39. Awal dari semuanya

35 1 1
                                        

00.25

Happy reading

Seorang bocah berusia 15 tahun tengah menangis dirumahnya saat melihat neneknya demam, dan bahkan terbatuk batuk. "Nek kita Kerumah sakit sekarang yah!"

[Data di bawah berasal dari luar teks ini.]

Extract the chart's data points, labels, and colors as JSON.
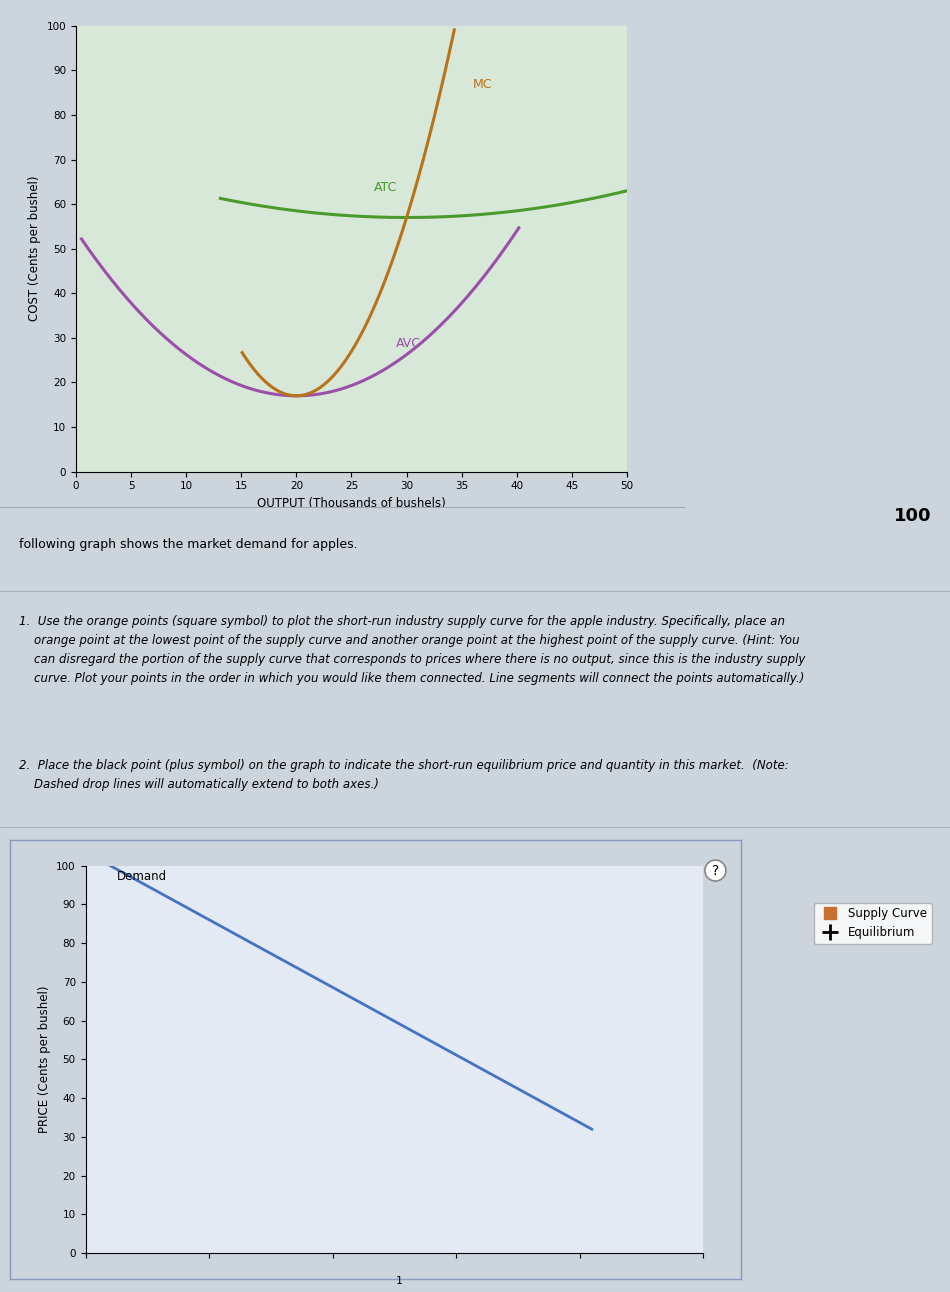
{
  "top_chart": {
    "xlabel": "OUTPUT (Thousands of bushels)",
    "ylabel": "COST (Cents per bushel)",
    "xlim": [
      0,
      50
    ],
    "ylim": [
      0,
      100
    ],
    "xticks": [
      0,
      5,
      10,
      15,
      20,
      25,
      30,
      35,
      40,
      45,
      50
    ],
    "yticks": [
      0,
      10,
      20,
      30,
      40,
      50,
      60,
      70,
      80,
      90,
      100
    ],
    "mc_color": "#b8721a",
    "atc_color": "#4a9a2e",
    "avc_color": "#9b4faa",
    "bg_color": "#d8e8d8",
    "chart_bg": "#d0dcd0"
  },
  "bottom_chart": {
    "ylabel": "PRICE (Cents per bushel)",
    "xlim": [
      0,
      500
    ],
    "ylim": [
      0,
      100
    ],
    "yticks": [
      0,
      10,
      20,
      30,
      40,
      50,
      60,
      70,
      80,
      90,
      100
    ],
    "demand_label": "Demand",
    "demand_color": "#4472c4",
    "demand_x_start": 20,
    "demand_x_end": 410,
    "demand_y_start": 100,
    "demand_y_end": 32,
    "supply_label": "Supply Curve",
    "supply_color": "#c87030",
    "equilibrium_label": "Equilibrium",
    "bg_color": "#e4eaf4",
    "border_color": "#8899bb"
  },
  "page_bg": "#ccd4dc",
  "text_bg": "#d8dce4",
  "top_score": "100",
  "footer_num": "1"
}
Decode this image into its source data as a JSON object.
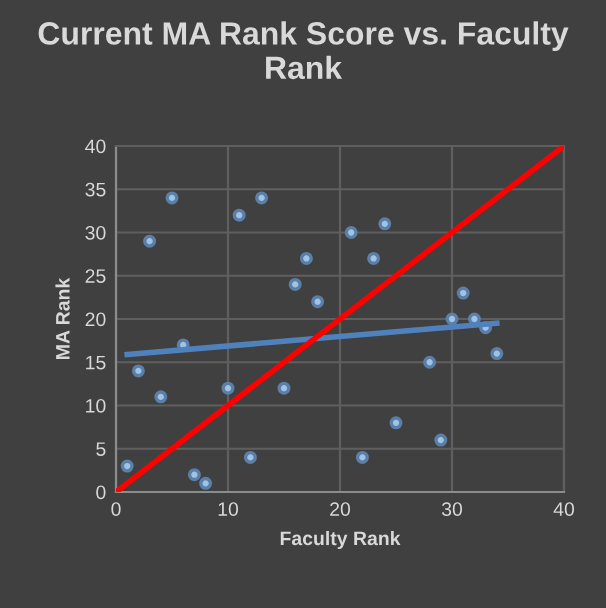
{
  "chart_data": {
    "type": "scatter",
    "title": "Current MA Rank Score vs. Faculty Rank",
    "xlabel": "Faculty Rank",
    "ylabel": "MA Rank",
    "xlim": [
      0,
      40
    ],
    "ylim": [
      0,
      40
    ],
    "xticks": [
      0,
      10,
      20,
      30,
      40
    ],
    "yticks": [
      0,
      5,
      10,
      15,
      20,
      25,
      30,
      35,
      40
    ],
    "grid": true,
    "series": [
      {
        "marker": "circle",
        "color": "#9dc3e6",
        "x": [
          5,
          3,
          11,
          13,
          21,
          17,
          16,
          18,
          6,
          2,
          4,
          10,
          15,
          1,
          12,
          7,
          8,
          24,
          23,
          31,
          30,
          32,
          33,
          34,
          28,
          25,
          29,
          22
        ],
        "values": [
          34,
          29,
          32,
          34,
          30,
          27,
          24,
          22,
          17,
          14,
          11,
          12,
          12,
          3,
          4,
          2,
          1,
          31,
          27,
          23,
          20,
          20,
          19,
          16,
          15,
          8,
          6,
          4
        ]
      },
      {
        "type": "line",
        "color": "#4f81bd",
        "x": [
          1,
          34
        ],
        "values": [
          15.9,
          19.5
        ]
      },
      {
        "type": "line",
        "color": "#ff0000",
        "x": [
          0,
          40
        ],
        "values": [
          0,
          40
        ]
      }
    ]
  }
}
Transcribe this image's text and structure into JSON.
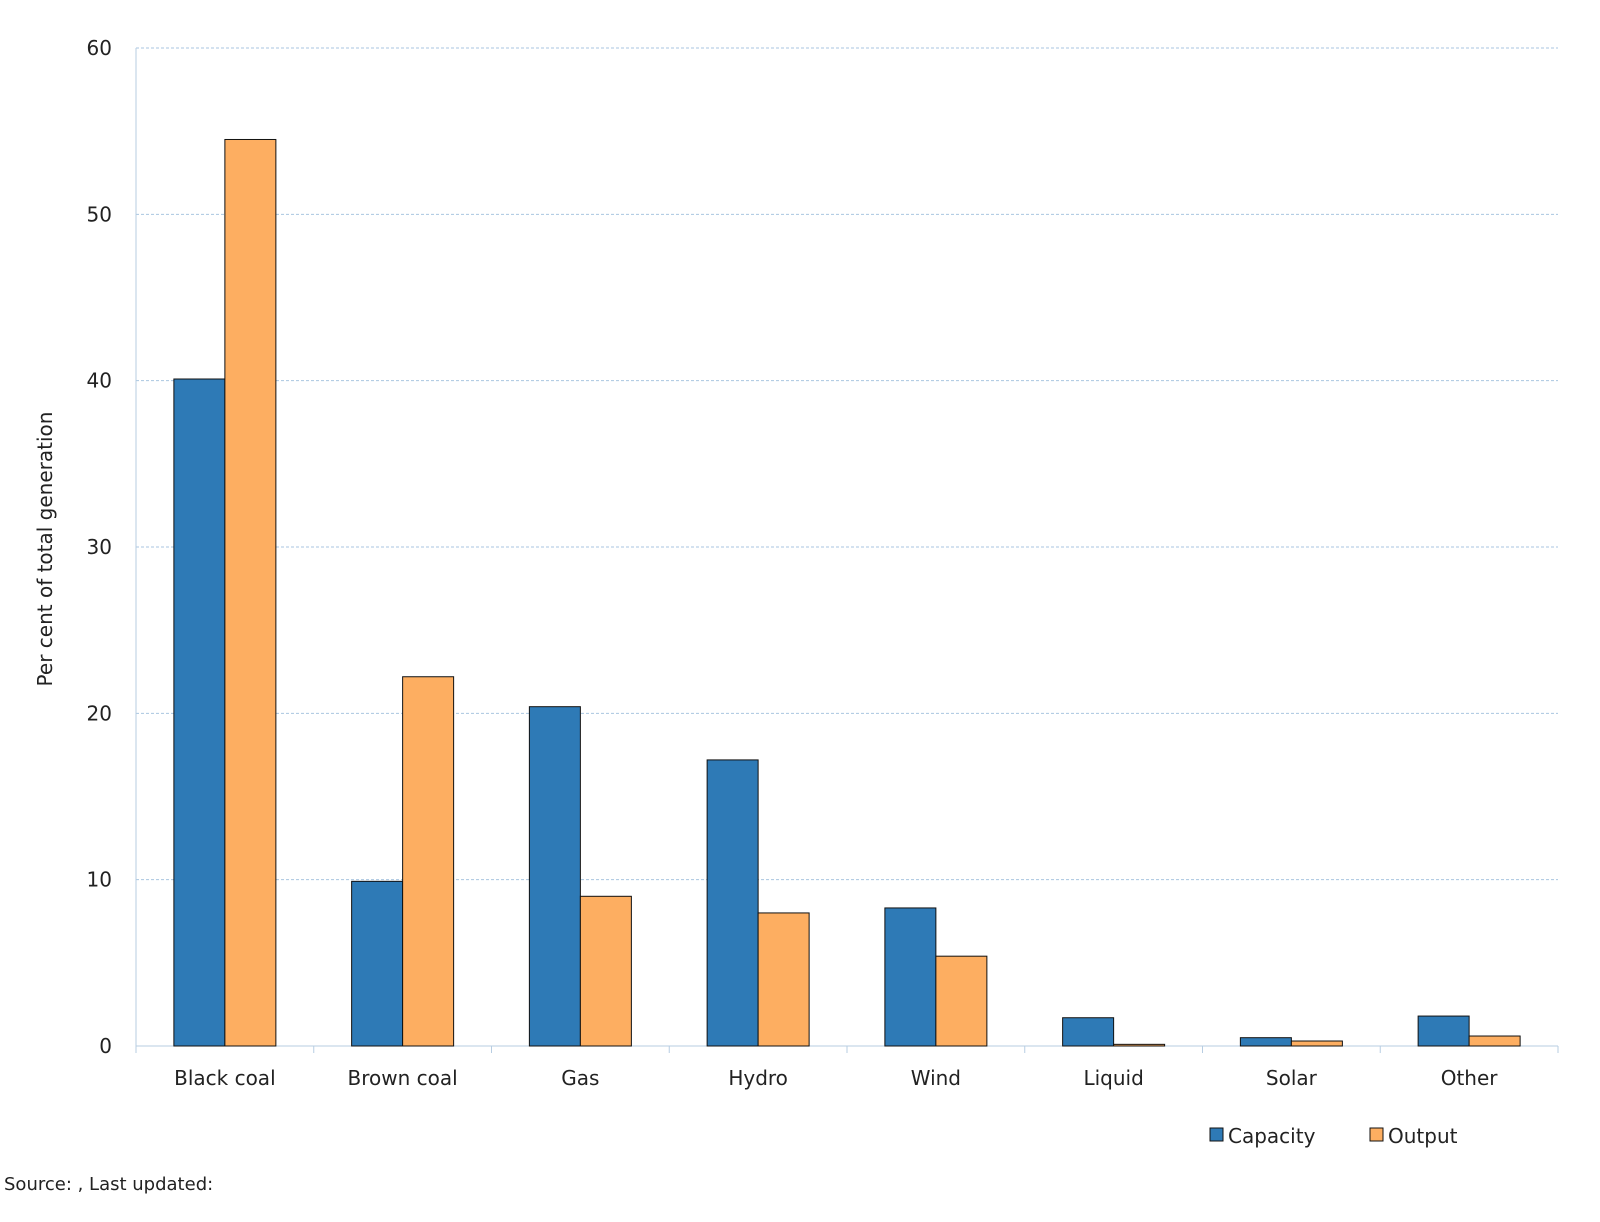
{
  "chart_data": {
    "type": "bar",
    "title": "",
    "xlabel": "",
    "ylabel": "Per cent of total generation",
    "ylim": [
      0,
      60
    ],
    "yticks": [
      0,
      10,
      20,
      30,
      40,
      50,
      60
    ],
    "grid": true,
    "legend_position": "bottom-right",
    "categories": [
      "Black coal",
      "Brown coal",
      "Gas",
      "Hydro",
      "Wind",
      "Liquid",
      "Solar",
      "Other"
    ],
    "series": [
      {
        "name": "Capacity",
        "color": "#2e7ab6",
        "values": [
          40.1,
          9.9,
          20.4,
          17.2,
          8.3,
          1.7,
          0.5,
          1.8
        ]
      },
      {
        "name": "Output",
        "color": "#fdae61",
        "values": [
          54.5,
          22.2,
          9.0,
          8.0,
          5.4,
          0.1,
          0.3,
          0.6
        ]
      }
    ]
  },
  "source_note": "Source: , Last updated:"
}
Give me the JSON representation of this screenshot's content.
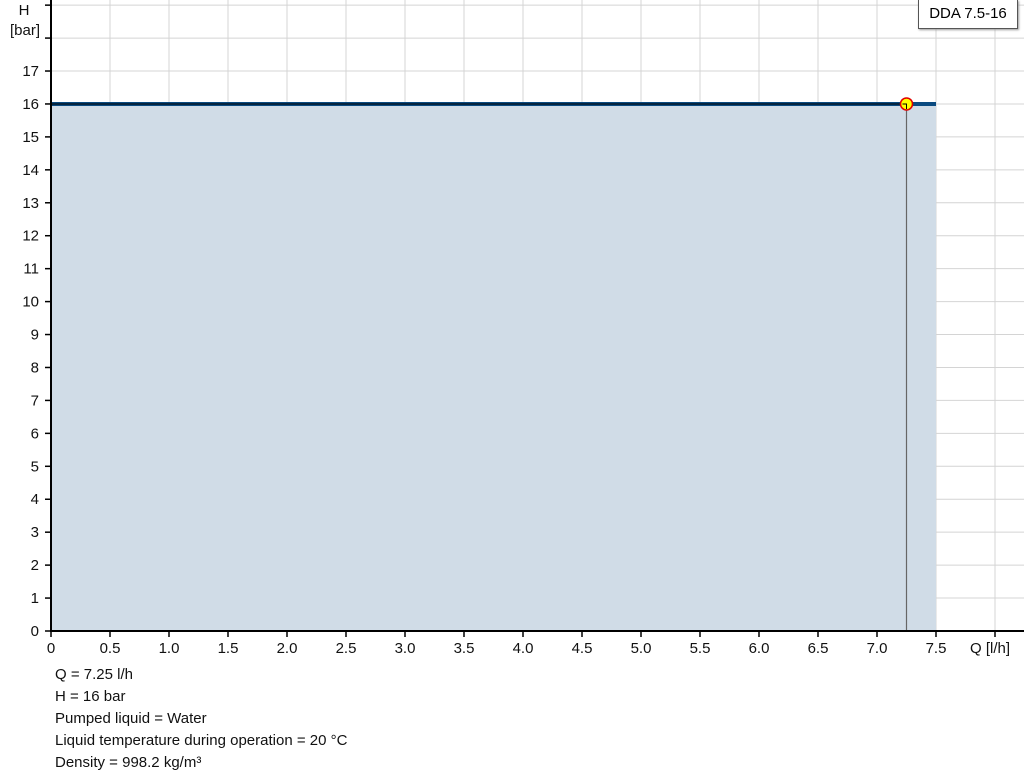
{
  "chart_data": {
    "type": "area",
    "title": "",
    "xlabel": "Q [l/h]",
    "ylabel_line1": "H",
    "ylabel_line2": "[bar]",
    "xlim": [
      0,
      8.25
    ],
    "ylim": [
      0,
      19
    ],
    "x_ticks": [
      "0",
      "0.5",
      "1.0",
      "1.5",
      "2.0",
      "2.5",
      "3.0",
      "3.5",
      "4.0",
      "4.5",
      "5.0",
      "5.5",
      "6.0",
      "6.5",
      "7.0",
      "7.5"
    ],
    "y_ticks": [
      "0",
      "1",
      "2",
      "3",
      "4",
      "5",
      "6",
      "7",
      "8",
      "9",
      "10",
      "11",
      "12",
      "13",
      "14",
      "15",
      "16",
      "17"
    ],
    "grid": true,
    "legend_position": "top-right",
    "series": [
      {
        "name": "DDA 7.5-16",
        "x": [
          0,
          7.5
        ],
        "y": [
          16,
          16
        ],
        "color": "#0a4a80",
        "fill": "#d0dce7"
      }
    ],
    "operating_point": {
      "x": 7.25,
      "y": 16,
      "fill": "#ffff00",
      "stroke": "#e00000"
    }
  },
  "info": {
    "q": "Q = 7.25 l/h",
    "h": "H = 16 bar",
    "liquid": "Pumped liquid = Water",
    "temperature": "Liquid temperature during operation = 20 °C",
    "density": "Density = 998.2 kg/m³"
  }
}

"Nenek ga punya uang, mending uangnya buat makan."

Bocah itu menggeleng. "Ga mau! Makan kan bisa minta bunda."

"Udah nenek bilang. Jangan pernah minta ke orang tua kamu. Orang tua kamu mana peduli sama nenek tua ini."

Bocah itu tak mendengarkan, ia mengambil ponselnya yang di belikan oleh orang tuanya. "Assalamualikum bun?"

"Kenapa lagi? Mau minta uang lagi? Bukannya bunda udah sering transfer kamu? Bunda taruh kamu disemarang biar hidup sederhana sama nenek kamu, bukannya belajar hemat malah tambah boros."

"Bunda, kasa butuh uang."

"Kamu tuh harusnya bisa contoh kakak kamu! Yang dikit dikit ga duit duit duit terus! Ayah taruh kamu disemarang buat berubah!"ucap lelaki paruh baya yang memotong pembicaraan sang istri.

"Nenek sakit ayah."

"Bohong kamu! Kemaren ayah udah kasih ke kamu gegara nenek sakit! Jangan ngibulin ayah! Kamu dikasih jatah 1 juta perbualan bukannya udah cukup?"

Ezra kecil tak bisa menahan amarahnya tangannya mengepal, yang ayahnya tau ia adalah anak bandel, padahal kemaren uang yang dikasih sang ayah untuk biaya pengobatan nenek dan menghibur nenek untuk belanja di mall.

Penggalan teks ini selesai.